A second reason why you would use a Symbol over a String in certain situations is because Symbols are much better for performance.

For example:

"philip".object_id  
=> 70288511587360  
"philip".object_id  
=> 70288504327720

:philip.object_id  
=> 539368  
:philip.object_id  
=> 539368  

When you create two String objects with the same value, those two objects are treated as two different objects. When you create a Symbol, referencing the Symbol will always use the same object.

This is much better for performance because the same String object will be created and destroyed over and over again when in reality the same object can just be reused each time.

When should you use Symbols?

So hopefully now you understand the characteristics of a Symbol and how they differ from regular String objects.

But when should you use Symbols in your code?

Well Ruby Symbols have a number of characteristics that make them perfect for certain jobs in your day-to-day coding.

Identifying things

You should use Symbols when you want to identify something.
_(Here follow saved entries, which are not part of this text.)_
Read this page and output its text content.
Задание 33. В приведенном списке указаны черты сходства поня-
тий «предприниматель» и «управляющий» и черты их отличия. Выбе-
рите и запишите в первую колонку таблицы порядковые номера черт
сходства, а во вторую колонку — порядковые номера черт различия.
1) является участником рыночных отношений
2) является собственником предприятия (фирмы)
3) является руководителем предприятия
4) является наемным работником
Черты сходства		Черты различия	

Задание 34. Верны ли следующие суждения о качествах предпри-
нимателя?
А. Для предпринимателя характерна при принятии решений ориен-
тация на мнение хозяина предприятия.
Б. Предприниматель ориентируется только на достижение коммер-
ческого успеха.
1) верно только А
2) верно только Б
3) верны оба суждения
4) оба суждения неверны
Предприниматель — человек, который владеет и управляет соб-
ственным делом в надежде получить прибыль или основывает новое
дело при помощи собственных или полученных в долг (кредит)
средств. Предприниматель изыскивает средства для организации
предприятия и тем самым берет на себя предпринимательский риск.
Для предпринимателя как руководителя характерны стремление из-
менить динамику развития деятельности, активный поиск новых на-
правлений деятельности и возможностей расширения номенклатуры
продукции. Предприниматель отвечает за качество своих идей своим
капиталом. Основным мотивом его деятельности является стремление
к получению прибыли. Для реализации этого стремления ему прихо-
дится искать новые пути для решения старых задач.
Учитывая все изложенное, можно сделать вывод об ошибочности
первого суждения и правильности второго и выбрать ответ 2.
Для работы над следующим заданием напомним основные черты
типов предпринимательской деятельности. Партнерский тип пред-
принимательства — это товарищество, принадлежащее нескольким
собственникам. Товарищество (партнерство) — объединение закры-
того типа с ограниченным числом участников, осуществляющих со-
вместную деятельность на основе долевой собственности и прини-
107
For example a good use case of Symbols is for the keys of a Hash:

person = {:name => "Philip"}  

We are identifying the name key here and so we don’t need the overhead of a mutable String.

Alternatively we would do the following:

person = {"name" => "Philip"}  

But if we had 100 users, then Ruby would need to make 100 instances of the name String, when in reality we only need one because it is identifying the key in the Hash.

Another important thing to note is the following syntax:

person = {name: "Philip"}  

The above syntax looks a lot like JSON, however the key name is actually a Symbol, despite the : not being at the start of the word. This can be a bit confusing if you don’t know that’s the case.

You will also often see Symbols being used as the name parameters of a method:

Person.age(:dob => "1982")  

Again this is serving basically the same purpose as you don’t need the overhead of a String to represent the dob.

Used in method calls

Another use case is when you pass a Symbol into a method call, for example:

people = ["Marty", "Emmett", "Bif"]  
=> ["Marty", "Emmett", "Bif"]

people.send(:pop)  
=> "Bif"  

When you send the Symbol :pop into the method send, the pop method will be called on the object.

You might also see this same technique used like this:

people.respond_to?(:map)  
=> true  

In this example we’re sending the :map to the respond_to? method. This will check to see if the map method is available on this object.

Another common usage of Symbols is when defining the attr_accessor of a Class:

class Dog  
attr_accessor :name  
end

dog1 = Dog.new  
dog1.name = "Einstein"  

In this example we’re sending the :name to the attr_accessor method. This basically just automatically creates getters and setters on the class.

Don’t worry about this too much for now as we’ll be covering creating Classes in a future tutorial.

When you want to set the status of something

A final common thing you will see Symbols used for is for setting the status of things:

class Car  
state :parked  
state :driving  
state :reversing  
end  

In the above class we’re saying that the Car can be in one of three states.

If you are familiar with other languages this is basically the same as using Enums.

Conclusion

Symbols can be confusing for newbie Ruby programmers. You will see Symbols used a lot in Ruby, and so it’s important to really understand why they are used.

Just remember, a Symbol is basically just a string that can’t be changed. This is perfect for identifying things like key’s in a hash that don’t need the overhead of a String object.

Hopefully if you’ve been struggling with Symbols whilst learning Ruby you will have found this useful. For me, getting my head around when and where to use Symbols was a big step towards fully understanding the Ruby language.